How can I optimize a program’s performance when no profiling tools are available?

I am currently working on an OpenGl program whose performance I would like to improve. The performance is okay but not ideal on powerful dedicated GPUs, but is abysmal on integrated graphics (< 10 fps). In a normal program (CPU-based, no OpenGl or other GPU API), I would run a profiler (perhaps the one built into CLion) on the program, see where most of the time is spent, and then work on a better algorithm for those areas or find a way to reduce the amount that that area is called.

Using this technique on my OpenGl program shows that the vast majority of the program’s time (~86%) on its main thread (the one that I want to optimize) is spent in the OpenGl driver’s .so file. Additionally, the CPU usage of the program while it is running is very low, but the GPU usage hovers between 95% and 100%. Taken together, these pieces of information tell me that the bottleneck is in the GPU, so that is where I should optimize.

This where a problem occurs. My normal technique of using using a profiler to guide my optimizations won’t work without s specific GPU profiler, however. As such, I did some research to find a profiler that will tell me where GPU processing time is being spent. I could not find anything that is remotely usable. Everything was either Windows-only (I run exclusively Linux, and my program isn’t ported to Windows yet — nor will it be until it is much further along), no longer updated, and/or costs way more than the budget for this project is.

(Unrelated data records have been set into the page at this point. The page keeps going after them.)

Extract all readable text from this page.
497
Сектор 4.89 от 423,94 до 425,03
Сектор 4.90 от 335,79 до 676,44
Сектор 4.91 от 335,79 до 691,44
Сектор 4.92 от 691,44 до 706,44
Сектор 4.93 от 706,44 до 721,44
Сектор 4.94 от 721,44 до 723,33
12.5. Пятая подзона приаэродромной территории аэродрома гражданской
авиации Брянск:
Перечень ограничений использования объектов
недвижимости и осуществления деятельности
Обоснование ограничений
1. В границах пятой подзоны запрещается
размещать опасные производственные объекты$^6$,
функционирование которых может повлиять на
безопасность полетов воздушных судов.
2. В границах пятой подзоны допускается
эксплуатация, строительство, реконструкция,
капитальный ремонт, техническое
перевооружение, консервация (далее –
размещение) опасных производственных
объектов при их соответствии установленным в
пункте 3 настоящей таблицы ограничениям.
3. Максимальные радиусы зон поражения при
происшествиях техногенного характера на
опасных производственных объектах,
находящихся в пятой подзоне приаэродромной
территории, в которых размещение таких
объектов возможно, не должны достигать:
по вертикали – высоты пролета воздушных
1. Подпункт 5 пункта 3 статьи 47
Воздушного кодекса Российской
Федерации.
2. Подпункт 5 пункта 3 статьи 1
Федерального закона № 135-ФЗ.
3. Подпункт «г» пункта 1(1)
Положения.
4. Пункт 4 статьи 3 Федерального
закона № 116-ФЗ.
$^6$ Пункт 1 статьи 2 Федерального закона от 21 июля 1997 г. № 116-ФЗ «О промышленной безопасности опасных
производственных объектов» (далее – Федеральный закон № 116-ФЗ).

As such, I ask: how can I optimize my program’s performance when the relevant profiler does not exist? I tried guessing where the issues are and optimizing from that, however it made no difference whatsoever even though I was able to ascertain that my optimizations (frustum culling) did result in less work for the GPU by about half. A good answer will give some profiling technique that is applicable to Opengl on Linux, or will give a technique that works without a profiler.